The integration industry has spent the last several years focusing on creating new AV transport technologies, says Kennington. “AV over IP enables us to be more flexible. You don’t have to have dedicated cables. We wanted to standardize on a set of performance requirements for AV over IP.”
More about the technology from SDVoE’s website:
As the AV industry inevitably transitions to AV-over-IP solutions, simple AV switching and signal distribution are commoditized by the ultimate bit-moving technology – Ethernet. So where will AV manufacturers add value? Creating powerful endpoint signal processors and software applications are key. Endpoints that convert between AV signals (HDMI) and Ethernet may contain processing engines that reformat and reconstruct audio and video signals (scaling to a display, establishing a video wall, downmixing audio, etc.). The software that creates user experiences by managing those endpoints is the other area ripe for innovation.

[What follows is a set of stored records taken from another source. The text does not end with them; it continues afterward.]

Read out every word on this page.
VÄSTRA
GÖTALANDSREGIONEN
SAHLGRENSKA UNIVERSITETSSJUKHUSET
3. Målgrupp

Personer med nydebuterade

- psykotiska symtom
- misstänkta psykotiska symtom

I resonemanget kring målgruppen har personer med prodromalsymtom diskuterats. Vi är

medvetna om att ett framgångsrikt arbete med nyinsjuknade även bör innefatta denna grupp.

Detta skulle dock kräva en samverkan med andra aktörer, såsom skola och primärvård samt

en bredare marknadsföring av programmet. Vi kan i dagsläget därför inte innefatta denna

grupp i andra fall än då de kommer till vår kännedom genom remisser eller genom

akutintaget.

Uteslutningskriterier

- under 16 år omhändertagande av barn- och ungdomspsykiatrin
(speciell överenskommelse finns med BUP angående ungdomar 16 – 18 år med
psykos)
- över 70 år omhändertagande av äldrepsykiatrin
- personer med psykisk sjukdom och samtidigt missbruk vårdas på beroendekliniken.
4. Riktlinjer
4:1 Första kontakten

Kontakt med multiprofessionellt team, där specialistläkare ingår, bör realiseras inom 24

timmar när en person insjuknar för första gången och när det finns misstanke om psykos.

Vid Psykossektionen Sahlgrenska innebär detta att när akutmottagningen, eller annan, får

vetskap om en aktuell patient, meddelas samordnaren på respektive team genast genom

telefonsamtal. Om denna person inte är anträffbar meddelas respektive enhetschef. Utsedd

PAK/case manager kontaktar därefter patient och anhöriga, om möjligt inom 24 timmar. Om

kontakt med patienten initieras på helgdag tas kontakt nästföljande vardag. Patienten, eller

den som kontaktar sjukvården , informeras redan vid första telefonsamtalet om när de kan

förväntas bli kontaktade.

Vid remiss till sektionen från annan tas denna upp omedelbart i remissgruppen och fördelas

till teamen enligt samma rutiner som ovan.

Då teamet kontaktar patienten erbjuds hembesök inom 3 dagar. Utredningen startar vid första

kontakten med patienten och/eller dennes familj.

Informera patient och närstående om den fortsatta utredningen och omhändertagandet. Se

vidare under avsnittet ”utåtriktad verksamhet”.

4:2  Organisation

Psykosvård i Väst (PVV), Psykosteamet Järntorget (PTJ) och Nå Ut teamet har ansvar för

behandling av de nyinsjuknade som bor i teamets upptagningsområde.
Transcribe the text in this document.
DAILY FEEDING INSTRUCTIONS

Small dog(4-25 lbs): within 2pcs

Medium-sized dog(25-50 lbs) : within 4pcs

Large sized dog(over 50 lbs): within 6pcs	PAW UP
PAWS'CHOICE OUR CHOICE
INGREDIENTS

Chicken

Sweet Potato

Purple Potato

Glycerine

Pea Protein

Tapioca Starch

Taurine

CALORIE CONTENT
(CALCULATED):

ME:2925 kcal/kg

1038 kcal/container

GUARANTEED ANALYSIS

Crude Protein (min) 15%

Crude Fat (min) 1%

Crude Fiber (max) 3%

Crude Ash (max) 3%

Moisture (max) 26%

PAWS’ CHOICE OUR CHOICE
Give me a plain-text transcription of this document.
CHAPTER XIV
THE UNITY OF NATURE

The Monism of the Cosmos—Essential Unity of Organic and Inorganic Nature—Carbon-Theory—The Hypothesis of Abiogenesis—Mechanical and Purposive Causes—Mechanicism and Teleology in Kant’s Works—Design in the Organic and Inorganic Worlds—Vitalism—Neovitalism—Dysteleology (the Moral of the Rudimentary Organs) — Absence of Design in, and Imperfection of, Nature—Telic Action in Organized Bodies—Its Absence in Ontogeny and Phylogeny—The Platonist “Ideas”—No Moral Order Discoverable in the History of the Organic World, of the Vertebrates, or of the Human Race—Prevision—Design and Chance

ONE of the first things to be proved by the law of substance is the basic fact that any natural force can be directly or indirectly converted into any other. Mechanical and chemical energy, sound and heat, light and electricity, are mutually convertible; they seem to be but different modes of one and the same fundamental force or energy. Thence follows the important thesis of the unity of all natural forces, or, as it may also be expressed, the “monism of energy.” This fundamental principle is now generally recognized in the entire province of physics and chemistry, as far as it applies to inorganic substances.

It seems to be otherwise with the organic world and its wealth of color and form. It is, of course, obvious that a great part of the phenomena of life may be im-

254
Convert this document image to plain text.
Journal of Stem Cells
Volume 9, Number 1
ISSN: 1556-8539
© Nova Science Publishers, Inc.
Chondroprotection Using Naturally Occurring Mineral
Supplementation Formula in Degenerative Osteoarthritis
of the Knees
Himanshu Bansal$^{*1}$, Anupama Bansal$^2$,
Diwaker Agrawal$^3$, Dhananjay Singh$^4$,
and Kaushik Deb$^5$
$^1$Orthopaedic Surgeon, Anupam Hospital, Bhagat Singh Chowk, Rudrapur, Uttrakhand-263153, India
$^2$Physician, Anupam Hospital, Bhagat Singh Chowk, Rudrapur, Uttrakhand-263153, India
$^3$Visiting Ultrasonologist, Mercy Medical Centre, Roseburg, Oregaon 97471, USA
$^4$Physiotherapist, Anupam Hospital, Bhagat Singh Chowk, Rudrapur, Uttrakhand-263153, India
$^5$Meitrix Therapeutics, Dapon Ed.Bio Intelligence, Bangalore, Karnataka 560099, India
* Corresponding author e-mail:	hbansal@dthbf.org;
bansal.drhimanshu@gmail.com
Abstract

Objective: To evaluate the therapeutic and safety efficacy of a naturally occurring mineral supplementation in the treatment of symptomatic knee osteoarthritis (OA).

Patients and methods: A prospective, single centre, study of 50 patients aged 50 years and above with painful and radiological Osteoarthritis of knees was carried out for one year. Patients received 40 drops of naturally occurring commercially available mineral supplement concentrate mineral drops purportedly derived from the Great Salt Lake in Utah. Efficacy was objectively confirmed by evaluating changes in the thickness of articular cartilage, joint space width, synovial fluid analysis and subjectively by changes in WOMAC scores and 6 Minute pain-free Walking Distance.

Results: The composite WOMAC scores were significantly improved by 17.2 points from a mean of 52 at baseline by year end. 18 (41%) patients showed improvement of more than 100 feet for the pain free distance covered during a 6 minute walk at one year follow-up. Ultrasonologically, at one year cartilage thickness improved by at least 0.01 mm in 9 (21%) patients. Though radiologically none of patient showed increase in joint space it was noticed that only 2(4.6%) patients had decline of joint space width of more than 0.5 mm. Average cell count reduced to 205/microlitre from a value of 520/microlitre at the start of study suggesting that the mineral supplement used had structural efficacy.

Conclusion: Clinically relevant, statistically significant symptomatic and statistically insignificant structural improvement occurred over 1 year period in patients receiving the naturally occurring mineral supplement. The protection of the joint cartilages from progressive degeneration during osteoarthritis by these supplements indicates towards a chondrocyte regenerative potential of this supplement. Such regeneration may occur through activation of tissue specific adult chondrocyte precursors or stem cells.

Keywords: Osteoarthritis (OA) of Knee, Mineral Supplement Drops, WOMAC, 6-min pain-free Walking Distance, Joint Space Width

SDVoE technology is the standardized interface between endpoints and software. It provides the momentum to create new classes of applications. By eliminating the bulky matrix switch, which is so costly to develop, the barrier to market entry is dramatically lowered. New players will enter and create applications for broad adoption, as well as for specialized niches not addressable with hardware-based solutions.
SDVoE technology is:
- The most widely adopted networked AV standard in the industry, delivering HDMI over Ethernet with zero latency
- The only turnkey solution for zero-latency AV over IP available to AV equipment manufacturers
- Complete with an API that allows OEM software to define a wide range of AV applications
The SDVoE Alliance will officially debut at Integrated Systems Europe 2017 with free training available.